New international standards for a centralized carbon market were agreed to this week at the COP29 summit in Baku, Azerbaijan. In Colombia, Temasek’s GenZero decarbonization investment group is teaming up with Trafigura, an employee-owned oil and metal trading company, on a $100 million carbon credit project.
The Brújula Verde is an initiative to restore land degraded from wildfires and agricultural activities in the country’s Orinoco River Basin. InverBosques, a forest management company, is handling the planting with a goal of nurturing 24 million trees on 25,000 acres. The new trees will remove and sequester carbon; carbon credits will be issued starting late next year.

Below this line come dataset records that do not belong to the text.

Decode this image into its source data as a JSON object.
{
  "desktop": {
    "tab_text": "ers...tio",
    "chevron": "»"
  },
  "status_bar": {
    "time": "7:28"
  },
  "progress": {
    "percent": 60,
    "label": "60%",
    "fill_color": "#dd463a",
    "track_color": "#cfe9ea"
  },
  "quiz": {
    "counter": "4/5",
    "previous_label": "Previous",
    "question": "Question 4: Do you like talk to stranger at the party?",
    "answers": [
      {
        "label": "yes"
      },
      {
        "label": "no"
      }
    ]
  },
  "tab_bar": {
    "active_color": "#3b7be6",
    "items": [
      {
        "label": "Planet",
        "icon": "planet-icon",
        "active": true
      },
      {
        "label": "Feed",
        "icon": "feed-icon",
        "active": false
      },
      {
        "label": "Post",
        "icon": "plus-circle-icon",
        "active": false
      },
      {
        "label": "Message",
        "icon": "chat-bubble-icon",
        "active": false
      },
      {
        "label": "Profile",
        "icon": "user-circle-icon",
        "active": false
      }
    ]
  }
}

“It is a unique project which adopts a restoration bridge concept by reconditioning soil health through reforestation, which enables the reintegration of native species gradually,” said GenZero’s Hoon Ling Min. “This in turn supports the delivery of high-quality carbon credits, essential in broader efforts to build high-integrity carbon markets.”
Carbon standards
The new global carbon market standards aim is to improve the integrity of carbon offsets in light of rampant greenwashing in voluntary markets, with guidelines for developing and assessing carbon projects under the Paris Agreement Crediting Mechanism.
Critics argue that the new standards were rushed and don’t go far enough to protect human rights. “When operational, these carbon markets will help countries implement their climate plans faster and cheaper, driving down emissions,” said the UN’s Simon Stiell. “We are a long way from halving emissions this decade, but wins on carbon markets here at COP29 will help us get back in that race.”